Growing Old and White

To give you a real world example, a research team used a combination of vertebral band analysis and radiocarbon dating to estimate the ages of large white sharks (Carcharodon carcharias), to try to estimate how long great white sharks might live (Hamady et al, 2014).


They found that great whites have remarkable longevity - they may live longer than 70 years! This means that white sharks have significantly longer lives than previously thought - making them amongst the longest lived of all sharks! (Hamady et al, 2014).



Life Plans

Understanding how rapidly sharks grow and how long they live can be very important to determine how their populations may be able to bounce back after significant declines. Despite being considered Vulnerable by the International Union for the Conservation of Nature (IUCN, 2020; Rigby et al, 2022) and being protected internationally by the Convention on International Trade in Endangered Species (CITES) and the Convention on Migratory Species, conservation of the great white shark has been hindered by gaps in our knowledge regarding their growth rates and longevity (Hamady et al, 2014).


White sharks are thought to reach sexual maturity between 8 and 12 years old (males must reach the critical size of 3.6 metres before they become sexually mature and females must be 4.8 metres) and whilst here are several anecdotes that great white sharks may reach 7 or even 8 metres in length, the largest individual to have been accurately measured was 6 metres (Hamady et al, 2014).


These findings may have serious implications for the conservation of great whites, because it may mean that they mature at an older age than previously thought and/or that their reproductive potential over their entire lifespan might be lower than we anticipated (Hamady et al, 2014).


This may mean the population declines the white shark has experienced may be harder to come back from than we had hoped. Conservationists will need to consider these new findings when designing management strategies for great whites in the future (Hamady et al, 2014).


Radiocarbon dating has shown that white sharks have longer lives than we previously thought (Image Credit: Sharkcrew / WikimediaCommons)

References

Cailliet GM, Natanson LJ, Welden BA & Ebert DA (1985). Preliminary studies on the age and growth of the white shark, Carcharodon carcharias, using vertebral bands. Memoirs of the Southern California Academy of Sciences, 9:4, 49-60. Access online.
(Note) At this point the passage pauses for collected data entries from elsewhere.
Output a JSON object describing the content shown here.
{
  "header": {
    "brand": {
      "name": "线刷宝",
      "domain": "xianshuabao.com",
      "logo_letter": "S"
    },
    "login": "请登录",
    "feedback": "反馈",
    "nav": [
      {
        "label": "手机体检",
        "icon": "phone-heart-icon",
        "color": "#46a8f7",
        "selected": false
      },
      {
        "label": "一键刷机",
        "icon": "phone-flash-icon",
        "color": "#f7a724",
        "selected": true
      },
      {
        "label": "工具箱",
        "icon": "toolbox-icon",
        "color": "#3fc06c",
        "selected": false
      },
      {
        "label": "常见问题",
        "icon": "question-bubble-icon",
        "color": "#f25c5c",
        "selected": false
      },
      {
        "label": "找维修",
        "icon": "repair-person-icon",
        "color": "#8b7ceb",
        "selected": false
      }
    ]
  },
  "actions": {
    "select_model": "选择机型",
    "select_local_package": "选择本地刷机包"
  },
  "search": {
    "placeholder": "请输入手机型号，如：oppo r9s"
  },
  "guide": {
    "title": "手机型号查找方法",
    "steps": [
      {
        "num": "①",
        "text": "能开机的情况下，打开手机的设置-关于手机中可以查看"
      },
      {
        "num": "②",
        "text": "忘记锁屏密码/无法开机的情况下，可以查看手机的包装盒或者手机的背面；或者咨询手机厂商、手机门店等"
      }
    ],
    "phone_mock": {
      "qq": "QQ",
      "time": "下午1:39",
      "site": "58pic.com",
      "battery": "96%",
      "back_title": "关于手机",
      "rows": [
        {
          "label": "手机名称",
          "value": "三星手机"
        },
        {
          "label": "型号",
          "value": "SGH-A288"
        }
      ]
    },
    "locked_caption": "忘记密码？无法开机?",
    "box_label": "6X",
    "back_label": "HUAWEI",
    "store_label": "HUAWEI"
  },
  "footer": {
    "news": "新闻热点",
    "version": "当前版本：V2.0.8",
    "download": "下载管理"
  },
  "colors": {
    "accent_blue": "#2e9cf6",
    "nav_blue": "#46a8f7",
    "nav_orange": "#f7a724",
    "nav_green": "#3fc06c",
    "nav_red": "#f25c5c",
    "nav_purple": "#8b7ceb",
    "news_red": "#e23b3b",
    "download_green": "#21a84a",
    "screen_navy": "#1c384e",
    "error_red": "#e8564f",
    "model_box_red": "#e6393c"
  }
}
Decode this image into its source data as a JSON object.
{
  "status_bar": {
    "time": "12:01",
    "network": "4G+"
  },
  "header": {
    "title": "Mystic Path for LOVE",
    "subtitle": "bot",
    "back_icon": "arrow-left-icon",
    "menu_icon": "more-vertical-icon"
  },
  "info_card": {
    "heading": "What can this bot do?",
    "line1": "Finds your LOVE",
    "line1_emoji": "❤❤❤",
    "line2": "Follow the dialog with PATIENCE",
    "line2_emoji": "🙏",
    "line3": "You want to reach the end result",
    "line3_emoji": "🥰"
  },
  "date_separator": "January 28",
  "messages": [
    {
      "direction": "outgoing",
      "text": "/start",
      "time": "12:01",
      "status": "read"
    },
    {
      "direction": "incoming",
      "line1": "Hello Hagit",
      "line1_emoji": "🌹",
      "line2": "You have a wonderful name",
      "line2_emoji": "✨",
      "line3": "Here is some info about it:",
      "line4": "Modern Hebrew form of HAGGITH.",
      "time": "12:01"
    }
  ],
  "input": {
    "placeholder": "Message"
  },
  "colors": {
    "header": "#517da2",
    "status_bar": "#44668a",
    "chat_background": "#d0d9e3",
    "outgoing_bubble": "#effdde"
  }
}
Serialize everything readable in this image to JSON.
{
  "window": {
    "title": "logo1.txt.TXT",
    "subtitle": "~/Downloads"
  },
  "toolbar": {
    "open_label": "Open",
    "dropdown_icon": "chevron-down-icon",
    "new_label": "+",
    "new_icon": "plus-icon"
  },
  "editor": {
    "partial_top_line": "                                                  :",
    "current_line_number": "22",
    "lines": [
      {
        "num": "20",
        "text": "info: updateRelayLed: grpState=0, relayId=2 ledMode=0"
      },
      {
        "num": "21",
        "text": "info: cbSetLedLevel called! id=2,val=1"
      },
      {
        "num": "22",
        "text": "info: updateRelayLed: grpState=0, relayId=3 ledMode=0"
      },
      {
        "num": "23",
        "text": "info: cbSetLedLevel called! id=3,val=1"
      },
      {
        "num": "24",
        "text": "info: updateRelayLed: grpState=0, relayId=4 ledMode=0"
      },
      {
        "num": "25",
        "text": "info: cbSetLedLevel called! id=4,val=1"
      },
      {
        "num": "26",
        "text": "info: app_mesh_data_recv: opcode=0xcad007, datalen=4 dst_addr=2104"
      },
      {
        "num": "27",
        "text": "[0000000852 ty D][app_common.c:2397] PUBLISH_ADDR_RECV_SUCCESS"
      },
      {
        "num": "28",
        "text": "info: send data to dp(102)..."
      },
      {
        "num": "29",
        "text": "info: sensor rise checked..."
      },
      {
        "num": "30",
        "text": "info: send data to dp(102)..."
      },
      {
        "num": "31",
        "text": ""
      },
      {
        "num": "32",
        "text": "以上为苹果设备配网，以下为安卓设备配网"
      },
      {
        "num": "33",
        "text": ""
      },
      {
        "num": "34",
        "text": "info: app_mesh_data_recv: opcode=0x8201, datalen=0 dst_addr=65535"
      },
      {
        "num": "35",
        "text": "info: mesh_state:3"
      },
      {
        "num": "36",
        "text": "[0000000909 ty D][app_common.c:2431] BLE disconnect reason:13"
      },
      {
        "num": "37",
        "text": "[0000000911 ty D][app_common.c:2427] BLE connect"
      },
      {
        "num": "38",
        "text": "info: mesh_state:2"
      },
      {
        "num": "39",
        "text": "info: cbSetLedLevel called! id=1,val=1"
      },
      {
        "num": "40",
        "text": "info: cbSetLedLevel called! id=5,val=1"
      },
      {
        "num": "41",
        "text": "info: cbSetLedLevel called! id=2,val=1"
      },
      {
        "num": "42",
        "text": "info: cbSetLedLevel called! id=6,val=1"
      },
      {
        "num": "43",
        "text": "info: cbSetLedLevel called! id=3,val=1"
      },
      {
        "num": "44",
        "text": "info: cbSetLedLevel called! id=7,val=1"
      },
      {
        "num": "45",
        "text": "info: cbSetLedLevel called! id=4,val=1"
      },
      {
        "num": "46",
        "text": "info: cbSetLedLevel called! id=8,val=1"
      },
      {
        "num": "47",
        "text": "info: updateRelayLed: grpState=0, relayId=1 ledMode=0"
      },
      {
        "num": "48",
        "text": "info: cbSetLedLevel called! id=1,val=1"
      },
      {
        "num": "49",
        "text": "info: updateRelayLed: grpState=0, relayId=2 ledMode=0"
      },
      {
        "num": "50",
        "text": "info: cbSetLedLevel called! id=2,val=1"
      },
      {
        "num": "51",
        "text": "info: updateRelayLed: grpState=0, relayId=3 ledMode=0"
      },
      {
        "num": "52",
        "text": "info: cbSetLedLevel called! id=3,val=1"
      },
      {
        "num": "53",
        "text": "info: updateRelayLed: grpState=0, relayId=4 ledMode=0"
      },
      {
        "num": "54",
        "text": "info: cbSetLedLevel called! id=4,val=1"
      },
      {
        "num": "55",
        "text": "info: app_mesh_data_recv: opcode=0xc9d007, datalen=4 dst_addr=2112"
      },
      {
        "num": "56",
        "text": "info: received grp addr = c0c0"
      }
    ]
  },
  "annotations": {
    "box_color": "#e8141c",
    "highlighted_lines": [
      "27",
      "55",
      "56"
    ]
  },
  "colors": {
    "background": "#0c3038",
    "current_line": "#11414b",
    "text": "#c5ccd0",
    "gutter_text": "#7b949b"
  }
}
Hamady LL, Natanson LJ, Skomal GB & Thorrold SR (2014). Vertebral bomb radiocarbon suggests extreme longevity in white sharks. PLoS One, 9:1, e84006. Access online.


Kerr LA, Andrews AH, Cailliet GM, Brown TA & Coale KH (2006). Investigations of Δ14C, δ13C, and δ15N in vertebrae of white shark (Carcharodon carcharias) from the eastern North Pacific Ocean. Environmental Biology of Fishes, 77, 337–353. Access online.


Rigby CL, Barreto R, Carlson J, Fernando D, Fordham S, Francis MP, Herman K, Jabado RW, Jones GCA, Liu KM, Lowe CG, Marshall A, Pacoureau N, Romanov E, Sherley RB & Winker H (2022). Carcharodon carcharias (amended version of 2019 assessment). The IUCN Red List of Threatened Species 2022: e.T3855A212629880. Access online.